As John Oliver -- the former Daily Show reporter/comedian whose new HBO program debuted over the weekend -- observed, it was a "rough week for unrepentant racists and recording devices".  Back to Concha.

Is racism getting worse in this country? Hard to know the answer to that. On one hand, Cliven Bundy’s and Donald Sterling’s deplorable comments have been universally condemned from left and right, blacks and whites alike. On the other hand, it feels like the divide is getting deeper — especially since the media-fueled polarization of the George Zimmerman trial and verdict.

Maybe it’s just that too many people on the extremes have been given a microphone. Shock value is more and more embraced in media, particularly the world of cable news. And nothing is easier for a segment producer to put together than a racial “debate” between the usual suspects we see every time there a story involving black vs. white that day, that week, that month.

Robert Smith wants to know where the outrage was with Harry Reid when he spoke of Negro dialects. It’s a valid question from someone with no skin (pun intended) in the game. But let’s stop trying to keep a scorecard on what member of which party is making a stupid racial remark this week.
As we’ve seen with the decisive dismissal of Cliven Bundy and the soon-to-be-dismissal of Donald Sterling, most Americans and almost all forms of media won’t stand for racism.

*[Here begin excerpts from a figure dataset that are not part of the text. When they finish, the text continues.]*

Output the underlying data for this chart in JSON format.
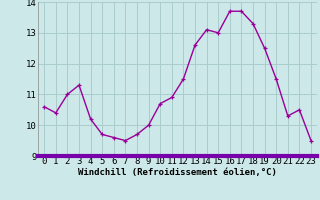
{
  "x": [
    0,
    1,
    2,
    3,
    4,
    5,
    6,
    7,
    8,
    9,
    10,
    11,
    12,
    13,
    14,
    15,
    16,
    17,
    18,
    19,
    20,
    21,
    22,
    23
  ],
  "y": [
    10.6,
    10.4,
    11.0,
    11.3,
    10.2,
    9.7,
    9.6,
    9.5,
    9.7,
    10.0,
    10.7,
    10.9,
    11.5,
    12.6,
    13.1,
    13.0,
    13.7,
    13.7,
    13.3,
    12.5,
    11.5,
    10.3,
    10.5,
    9.5
  ],
  "line_color": "#990099",
  "marker": "+",
  "marker_color": "#990099",
  "bg_color": "#cce8e8",
  "grid_color": "#aacccc",
  "bar_color": "#7700aa",
  "xlabel": "Windchill (Refroidissement éolien,°C)",
  "ylabel": "",
  "ylim": [
    9,
    14
  ],
  "xlim": [
    -0.5,
    23.5
  ],
  "yticks": [
    9,
    10,
    11,
    12,
    13,
    14
  ],
  "xticks": [
    0,
    1,
    2,
    3,
    4,
    5,
    6,
    7,
    8,
    9,
    10,
    11,
    12,
    13,
    14,
    15,
    16,
    17,
    18,
    19,
    20,
    21,
    22,
    23
  ],
  "xlabel_fontsize": 6.5,
  "tick_fontsize": 6.5,
  "line_width": 1.0,
  "marker_size": 3.5
}
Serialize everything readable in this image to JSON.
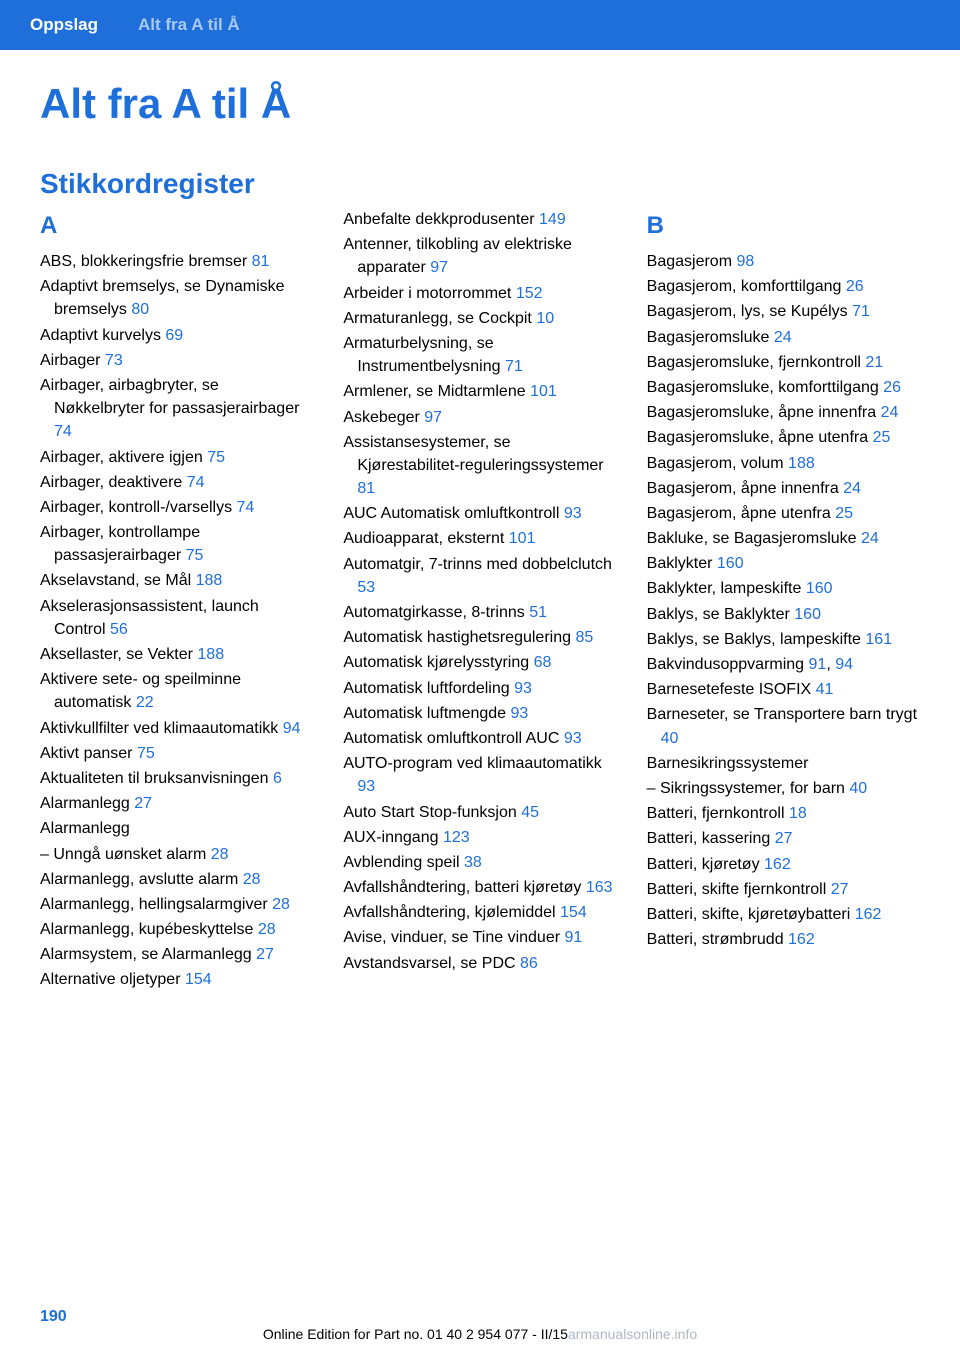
{
  "header": {
    "tab1": "Oppslag",
    "tab2": "Alt fra A til Å"
  },
  "main_title": "Alt fra A til Å",
  "sub_title": "Stikkordregister",
  "columns": [
    {
      "letter": "A",
      "entries": [
        {
          "text": "ABS, blokkeringsfrie bremser ",
          "page": "81"
        },
        {
          "text": "Adaptivt bremselys, se Dynamiske bremselys ",
          "page": "80"
        },
        {
          "text": "Adaptivt kurvelys ",
          "page": "69"
        },
        {
          "text": "Airbager ",
          "page": "73"
        },
        {
          "text": "Airbager, airbagbryter, se Nøkkelbryter for passasjerairbager ",
          "page": "74"
        },
        {
          "text": "Airbager, aktivere igjen ",
          "page": "75"
        },
        {
          "text": "Airbager, deaktivere ",
          "page": "74"
        },
        {
          "text": "Airbager, kontroll-/varsellys ",
          "page": "74"
        },
        {
          "text": "Airbager, kontrollampe passasjerairbager ",
          "page": "75"
        },
        {
          "text": "Akselavstand, se Mål ",
          "page": "188"
        },
        {
          "text": "Akselerasjonsassistent, launch Control ",
          "page": "56"
        },
        {
          "text": "Aksellaster, se Vekter ",
          "page": "188"
        },
        {
          "text": "Aktivere sete- og speilminne automatisk ",
          "page": "22"
        },
        {
          "text": "Aktivkullfilter ved klimaautomatikk ",
          "page": "94"
        },
        {
          "text": "Aktivt panser ",
          "page": "75"
        },
        {
          "text": "Aktualiteten til bruksanvisningen ",
          "page": "6"
        },
        {
          "text": "Alarmanlegg ",
          "page": "27"
        },
        {
          "text": "Alarmanlegg",
          "page": ""
        },
        {
          "text": "– Unngå uønsket alarm ",
          "page": "28"
        },
        {
          "text": "Alarmanlegg, avslutte alarm ",
          "page": "28"
        },
        {
          "text": "Alarmanlegg, hellingsalarmgiver ",
          "page": "28"
        },
        {
          "text": "Alarmanlegg, kupébeskyttelse ",
          "page": "28"
        },
        {
          "text": "Alarmsystem, se Alarmanlegg ",
          "page": "27"
        },
        {
          "text": "Alternative oljetyper ",
          "page": "154"
        }
      ]
    },
    {
      "entries": [
        {
          "text": "Anbefalte dekkprodusenter ",
          "page": "149"
        },
        {
          "text": "Antenner, tilkobling av elektriske apparater ",
          "page": "97"
        },
        {
          "text": "Arbeider i motorrommet ",
          "page": "152"
        },
        {
          "text": "Armaturanlegg, se Cockpit ",
          "page": "10"
        },
        {
          "text": "Armaturbelysning, se Instrumentbelysning ",
          "page": "71"
        },
        {
          "text": "Armlener, se Midtarmlene ",
          "page": "101"
        },
        {
          "text": "Askebeger ",
          "page": "97"
        },
        {
          "text": "Assistansesystemer, se Kjørestabilitet-reguleringssystemer ",
          "page": "81"
        },
        {
          "text": "AUC Automatisk omluftkontroll ",
          "page": "93"
        },
        {
          "text": "Audioapparat, eksternt ",
          "page": "101"
        },
        {
          "text": "Automatgir, 7-trinns med dobbelclutch ",
          "page": "53"
        },
        {
          "text": "Automatgirkasse, 8-trinns ",
          "page": "51"
        },
        {
          "text": "Automatisk hastighetsregulering ",
          "page": "85"
        },
        {
          "text": "Automatisk kjørelysstyring ",
          "page": "68"
        },
        {
          "text": "Automatisk luftfordeling ",
          "page": "93"
        },
        {
          "text": "Automatisk luftmengde ",
          "page": "93"
        },
        {
          "text": "Automatisk omluftkontroll AUC ",
          "page": "93"
        },
        {
          "text": "AUTO-program ved klimaautomatikk ",
          "page": "93"
        },
        {
          "text": "Auto Start Stop-funksjon ",
          "page": "45"
        },
        {
          "text": "AUX-inngang ",
          "page": "123"
        },
        {
          "text": "Avblending speil ",
          "page": "38"
        },
        {
          "text": "Avfallshåndtering, batteri kjøretøy ",
          "page": "163"
        },
        {
          "text": "Avfallshåndtering, kjølemiddel ",
          "page": "154"
        },
        {
          "text": "Avise, vinduer, se Tine vinduer ",
          "page": "91"
        },
        {
          "text": "Avstandsvarsel, se PDC ",
          "page": "86"
        }
      ]
    },
    {
      "letter": "B",
      "entries": [
        {
          "text": "Bagasjerom ",
          "page": "98"
        },
        {
          "text": "Bagasjerom, komforttilgang ",
          "page": "26"
        },
        {
          "text": "Bagasjerom, lys, se Kupélys ",
          "page": "71"
        },
        {
          "text": "Bagasjeromsluke ",
          "page": "24"
        },
        {
          "text": "Bagasjeromsluke, fjernkontroll ",
          "page": "21"
        },
        {
          "text": "Bagasjeromsluke, komforttilgang ",
          "page": "26"
        },
        {
          "text": "Bagasjeromsluke, åpne innenfra ",
          "page": "24"
        },
        {
          "text": "Bagasjeromsluke, åpne utenfra ",
          "page": "25"
        },
        {
          "text": "Bagasjerom, volum ",
          "page": "188"
        },
        {
          "text": "Bagasjerom, åpne innenfra ",
          "page": "24"
        },
        {
          "text": "Bagasjerom, åpne utenfra ",
          "page": "25"
        },
        {
          "text": "Bakluke, se Bagasjeromsluke ",
          "page": "24"
        },
        {
          "text": "Baklykter ",
          "page": "160"
        },
        {
          "text": "Baklykter, lampeskifte ",
          "page": "160"
        },
        {
          "text": "Baklys, se Baklykter ",
          "page": "160"
        },
        {
          "text": "Baklys, se Baklys, lampeskifte ",
          "page": "161"
        },
        {
          "text": "Bakvindusoppvarming ",
          "page": "91",
          "page2": "94"
        },
        {
          "text": "Barnesetefeste ISOFIX ",
          "page": "41"
        },
        {
          "text": "Barneseter, se Transportere barn trygt ",
          "page": "40"
        },
        {
          "text": "Barnesikringssystemer",
          "page": ""
        },
        {
          "text": "– Sikringssystemer, for barn ",
          "page": "40"
        },
        {
          "text": "Batteri, fjernkontroll ",
          "page": "18"
        },
        {
          "text": "Batteri, kassering ",
          "page": "27"
        },
        {
          "text": "Batteri, kjøretøy ",
          "page": "162"
        },
        {
          "text": "Batteri, skifte fjernkontroll ",
          "page": "27"
        },
        {
          "text": "Batteri, skifte, kjøretøybatteri ",
          "page": "162"
        },
        {
          "text": "Batteri, strømbrudd ",
          "page": "162"
        }
      ]
    }
  ],
  "footer": {
    "page_num": "190",
    "edition": "Online Edition for Part no. 01 40 2 954 077 - II/15",
    "watermark": "armanualsonline.info"
  }
}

And if you weren’t born somewhere before 1965, there’s a pretty good chance your thought process doesn’t exactly match theirs.

Nobody — except for blind partisans and ratings-hungry producers more interested in winning or showcasing an unwinnable and pointless argument — really cares about the voting preference of the offender. 

That's the best course of action here.  And that's coming from someone who was born before 1965, and has been guilty on occasion of squeezing lighter fluid on the partisan grill with regard to race.

Call out the racists, and also acknowledge that the blue or red label is immaterial.  That way we can all start to make a little progress together.

Update: FWIW, Michael Tomasky disagrees, as does Wonkette, with its usual graceful snark.  Tomasky has a good point about the incessant false equivalency that conservatives reach for in almost every political case, but w/r/t racism and racists, there's simply no political degree of difference that's worth contending.  As a nation, we can't begin to get past this until we recognize that we have all fallen short of the glory of the Flying Spaghetti Monster.

Update II: Sources have debunked the 'Sterling is a Democrat' meme by posting pictures of his California voter registration, which shows him registered as a Republican.  I'm going to hold the line on the premise first advanced in the headline, primarily because in our American oligarchy, the wealthiest generally don't take sides (despite Charles and David Koch, Sheldon Adelson, yaddayadda).  They $upport their $elf-intere$t$ quite con$i$tently.


Greg said...

Personally, I'd like more info on that GOP registration. When did he register as such? Is he one of those who changed registration so as to vote in a primary that mattered in an election year, or was he a long-time Republican? The donations lead me to suspect he was the former rather than latter.

PDiddie said...

Google is your friend (.39 seconds, first link):

"Here's the truth: Sterling is a registered Republican and has been at least since 1998. As I divulged via Twitter on Sunday night, that information comes from the official database of California voter registrations. A readout of Sterling's registration record is here, collated to the Clipper owner's official residence in Beverly Hills and his documented birth date, April 26, 1934. (Yes, he turned 80 on Saturday.)"

Please note the last words in the headline of that LA Times article linked above: "Does it matter?"

And read the very last paragraph there.